American Express Company’s Data Quality Evaluation

Words: 1247 Pages: 4

Formulate a high-level plan for how you will proceed with the task of determining the quality of the redundant data elements that will become the master data

American Express is one of the largest multinational companies providing services for helping merchants in buying and selling goods and services. The company is a large organization that serves large numbers of clients and runs many transactions. This means that the company stores large chunks of data such as information about clients, information about employees, and transaction data among others. Effective management of these large chunks of data is essential for ensuring the security of the data, privacy, and easier retrieval as well as manipulation of the data (Dubov, 2007).

The most appropriate approach for the effective management of the large chunks of data about the company’s employees, clients, and all transactions is master data management. Master data management is where all the data is stored as a single load referred to as the master copy. The master copy is closely monitored to ensure data security as well as the accuracy of that data (Alex, 2005). American Express being a large multinational organization will require ensuring the effective management and security of its data. The use of master data management enhances the accuracy and quality of data by avoiding external data sources.

One of the main reasons for implementing the master data management approach is to eliminate excessive data in the organization. Some of these excessive data include repetitive data; hence, it is important to consider the quality of data that will be used as the master data (Dyche & Levy, 2011). The examining of the large chunks of data at American express will be enhanced by the data profiling tool, which easily evaluates the data, generates interpretable results that will help the users to prioritize the data, and determines which data should be used as the master data. The user will be required to put in place a well designed effective data profiling tool. The data profiling tool will be used during the transition of data, and during the data integration process (Dubov, 2007). Additionally, the data profiling tool will also be important in determining the accuracy of the data.

Develop a set of factors that might influence the quality of the data, for which you will devise tests. For example, when dealing with multiple systems, each containing customer data, and the challenge might be to match data for a single unique customer

American express needs to examine the quality of data to be used as the master copy. One of the most important factors to consider while determining this is the behavior of the data. The data to be used as the master data should be able to interact with the other data in the load. In transactional data, for example, the master data about the product, employee, and the client should all be related. The data should also have a hierarchical arrangement according to the company’s policies.
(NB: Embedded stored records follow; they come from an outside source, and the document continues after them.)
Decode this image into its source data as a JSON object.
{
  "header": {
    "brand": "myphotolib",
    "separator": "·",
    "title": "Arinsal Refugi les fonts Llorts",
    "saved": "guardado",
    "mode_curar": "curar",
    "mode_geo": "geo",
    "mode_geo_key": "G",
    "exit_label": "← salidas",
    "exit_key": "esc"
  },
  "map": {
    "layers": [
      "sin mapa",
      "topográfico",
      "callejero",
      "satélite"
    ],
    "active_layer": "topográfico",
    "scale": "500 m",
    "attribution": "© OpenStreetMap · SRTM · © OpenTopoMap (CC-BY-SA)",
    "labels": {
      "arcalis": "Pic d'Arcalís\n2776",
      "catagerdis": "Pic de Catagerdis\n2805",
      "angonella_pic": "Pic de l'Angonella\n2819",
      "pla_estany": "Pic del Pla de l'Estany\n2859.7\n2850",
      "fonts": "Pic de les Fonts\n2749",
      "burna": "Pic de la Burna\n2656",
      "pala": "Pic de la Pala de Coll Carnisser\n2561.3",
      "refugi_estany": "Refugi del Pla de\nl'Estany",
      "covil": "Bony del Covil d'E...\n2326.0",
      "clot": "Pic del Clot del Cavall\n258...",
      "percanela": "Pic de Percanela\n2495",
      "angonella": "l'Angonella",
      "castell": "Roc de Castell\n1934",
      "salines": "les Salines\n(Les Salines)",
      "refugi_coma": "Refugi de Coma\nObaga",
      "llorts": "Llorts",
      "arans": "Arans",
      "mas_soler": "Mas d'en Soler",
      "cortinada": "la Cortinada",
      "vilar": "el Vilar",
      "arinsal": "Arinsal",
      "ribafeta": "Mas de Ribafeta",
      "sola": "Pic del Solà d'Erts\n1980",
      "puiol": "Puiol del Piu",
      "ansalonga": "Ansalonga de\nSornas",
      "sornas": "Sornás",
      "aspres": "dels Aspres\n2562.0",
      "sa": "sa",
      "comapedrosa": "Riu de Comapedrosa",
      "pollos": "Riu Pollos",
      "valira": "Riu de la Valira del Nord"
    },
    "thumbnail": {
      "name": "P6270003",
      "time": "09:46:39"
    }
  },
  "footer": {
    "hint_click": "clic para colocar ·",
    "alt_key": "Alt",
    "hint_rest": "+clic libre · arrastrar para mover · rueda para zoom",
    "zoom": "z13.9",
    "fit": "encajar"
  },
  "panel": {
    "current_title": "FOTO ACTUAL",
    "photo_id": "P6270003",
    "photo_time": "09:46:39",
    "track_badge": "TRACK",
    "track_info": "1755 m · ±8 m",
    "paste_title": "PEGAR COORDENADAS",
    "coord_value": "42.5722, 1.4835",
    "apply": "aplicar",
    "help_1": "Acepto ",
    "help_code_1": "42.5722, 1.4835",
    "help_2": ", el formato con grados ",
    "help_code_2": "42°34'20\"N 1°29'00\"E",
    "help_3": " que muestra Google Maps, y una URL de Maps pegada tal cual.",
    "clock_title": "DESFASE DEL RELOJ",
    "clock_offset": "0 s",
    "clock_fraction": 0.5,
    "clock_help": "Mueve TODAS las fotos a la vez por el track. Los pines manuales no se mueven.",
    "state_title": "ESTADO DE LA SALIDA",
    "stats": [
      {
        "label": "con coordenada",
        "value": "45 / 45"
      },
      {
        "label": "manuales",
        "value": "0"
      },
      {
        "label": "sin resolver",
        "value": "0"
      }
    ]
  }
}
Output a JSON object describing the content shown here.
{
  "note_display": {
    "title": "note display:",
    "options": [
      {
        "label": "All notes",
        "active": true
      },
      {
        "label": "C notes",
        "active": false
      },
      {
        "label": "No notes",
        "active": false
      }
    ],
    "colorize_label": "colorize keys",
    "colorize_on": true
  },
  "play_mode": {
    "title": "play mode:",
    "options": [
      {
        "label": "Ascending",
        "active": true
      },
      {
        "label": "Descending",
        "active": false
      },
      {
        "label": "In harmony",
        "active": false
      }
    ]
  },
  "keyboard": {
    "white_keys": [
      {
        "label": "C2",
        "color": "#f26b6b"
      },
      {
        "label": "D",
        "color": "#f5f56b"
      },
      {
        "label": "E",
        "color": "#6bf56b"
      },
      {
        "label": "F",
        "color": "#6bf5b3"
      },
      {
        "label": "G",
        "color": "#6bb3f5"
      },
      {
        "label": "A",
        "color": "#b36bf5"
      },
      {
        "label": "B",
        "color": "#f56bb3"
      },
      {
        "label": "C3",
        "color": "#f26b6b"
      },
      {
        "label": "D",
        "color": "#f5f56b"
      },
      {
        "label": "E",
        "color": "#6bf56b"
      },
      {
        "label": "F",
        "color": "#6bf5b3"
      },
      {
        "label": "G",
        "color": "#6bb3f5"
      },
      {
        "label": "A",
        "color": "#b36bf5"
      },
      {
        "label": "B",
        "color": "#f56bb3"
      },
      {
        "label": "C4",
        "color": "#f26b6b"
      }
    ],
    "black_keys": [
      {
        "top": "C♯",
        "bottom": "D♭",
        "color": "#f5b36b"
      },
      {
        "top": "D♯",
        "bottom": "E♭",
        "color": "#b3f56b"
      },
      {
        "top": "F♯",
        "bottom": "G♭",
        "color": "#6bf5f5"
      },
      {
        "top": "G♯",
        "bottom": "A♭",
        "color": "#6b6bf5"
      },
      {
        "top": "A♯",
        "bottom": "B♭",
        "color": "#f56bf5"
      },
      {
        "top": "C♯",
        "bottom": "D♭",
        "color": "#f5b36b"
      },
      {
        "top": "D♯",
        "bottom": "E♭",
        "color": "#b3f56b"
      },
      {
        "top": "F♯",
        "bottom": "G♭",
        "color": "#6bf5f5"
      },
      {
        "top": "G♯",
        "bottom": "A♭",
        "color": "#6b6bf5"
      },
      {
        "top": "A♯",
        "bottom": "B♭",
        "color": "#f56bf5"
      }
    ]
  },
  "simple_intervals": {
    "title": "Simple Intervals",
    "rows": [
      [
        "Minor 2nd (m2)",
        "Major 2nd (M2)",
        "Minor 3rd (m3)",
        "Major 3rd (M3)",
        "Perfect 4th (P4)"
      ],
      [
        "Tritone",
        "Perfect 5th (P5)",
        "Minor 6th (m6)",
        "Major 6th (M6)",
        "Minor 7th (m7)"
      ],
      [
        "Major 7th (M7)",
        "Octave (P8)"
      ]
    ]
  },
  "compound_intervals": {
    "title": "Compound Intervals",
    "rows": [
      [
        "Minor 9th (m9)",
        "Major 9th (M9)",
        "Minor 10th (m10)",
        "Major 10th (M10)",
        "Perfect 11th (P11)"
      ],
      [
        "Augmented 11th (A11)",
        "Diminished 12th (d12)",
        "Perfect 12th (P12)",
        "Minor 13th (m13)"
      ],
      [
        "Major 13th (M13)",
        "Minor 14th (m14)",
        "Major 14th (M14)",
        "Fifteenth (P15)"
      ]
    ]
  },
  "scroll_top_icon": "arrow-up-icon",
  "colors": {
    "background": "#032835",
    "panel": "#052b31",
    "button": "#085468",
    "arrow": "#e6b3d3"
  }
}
Another factor that should be considered while selecting the data to be used as the master data is its life cycle. The data should be easily described through its creation, access, manipulation, and retrieval. This is referred to as the CRUD cycle of data. The CRUD cycle of data should be based on the company’s rules and policies.

Another factor that should be considered while determining the master data is the lifetime of the data. In this case, the master data should be less volatile as compared to the transactional data. For data to be used as the master data, it has to have a longer lifespan. If the data is not likely to have a longer life span it is classified as transactional data.

The other factor that American express should consider in determining the master data is the complexity of the data. The company should select the data that is not likely to be changed or manipulated shortly (Sarsfield, 2009). An example of data that is more complex is assets. The value of the data should also be considered while selecting the data to be used as master data. The data should be of value to the company; however, data that is less volatile is most likely to be of more value to the company.

Develop a high-level plan for resolving differences in data between systems. Among those differences, there will some data that has data synchronization errors. For example, you are successful in integrating unique client data across systems but discover that the address listed for some of these clients is not the same across all systems

The process of master data management involves several activities one of them being data synchronization. The synchronization process is likely to encounter errors in cases where consistency is established between the systems (Alex, 2005). Some errors are likely to occur during the synchronization process. Some of the errors likely to occur due to the synchronization process are data repetition and loss of relationships between the data.

One of the most appropriate solutions to errors encountered during data synchronization is data transformation whereby, the values of the data are transformed from the data source format to the format of the data system of the destination. Data transformation is categorized into two; data mapping and code generation (Sarsfield, 2009). Data mapping is where the data from the source captures the transformation while the code generator generates the entire transformation process. Another approach to handling synchronization errors is by using the normalization process where all the fields in the database are well structured and organized to reduce the repetition of data as well as dependency. During the normalization process, the tables in the database are subdivided into smaller manageable tables (Sarsfield, 2009). This helps in reducing data redundancy and defines the relationships between the tables. Some of the other solutions to errors encountered during the data management process include rule administration, error detection and correction, data distribution, and date classification among others.

Develop a high-level plan for how you will address missing data. For example, some of the systems that contain customer data do not require input, so those fields have been left blank in those systems

The data management process may encounter errors that might, in turn, cause the loss of some data. The data that is considered lost could have been misplaced in the wrong systems or records that cannot be easily retrieved. One of the methods to handle this issue is data consolidation where all the records from the source are consolidated into one record which is referred to as the master record. The new consolidated record is then easily identified in the system.

The other method of handling the loss of data is through data deduplication where all the data stored in separate records in the company’s data are matched and identified as one master record. Error detection should be used to identify incomplete and inconsistent data and ensure that it is identified and sent back to the source before it’s loaded on to the master data. Data correction is where the user needs to manually review the records and identify errors that should be corrected (Dyche & Levy, 2011). One of the most important measures to prevent data loss during master data management is data governance and cleansing, processes that involves defining the rules that the data has to follow (Alex, 2005). Data governance is important as poor master data quality may affect the performance of the company.

References

Alex, B. (2005). Master Data Management & Data Governance. New Delhi: McGraw- Hill.

Dubov, L. (2007). Master Data Management and Customer Data Integration for a Global Enterprise. New York: Morgan Kaufmann.

Dyche, D & Levy, E (2011). Customer Data Integration: Reaching a Single Version of the Truth. New Jersey: John Wiley & Sons.

Sarsfield, S. (2009). Data Governance Imperative: London: IT Governance.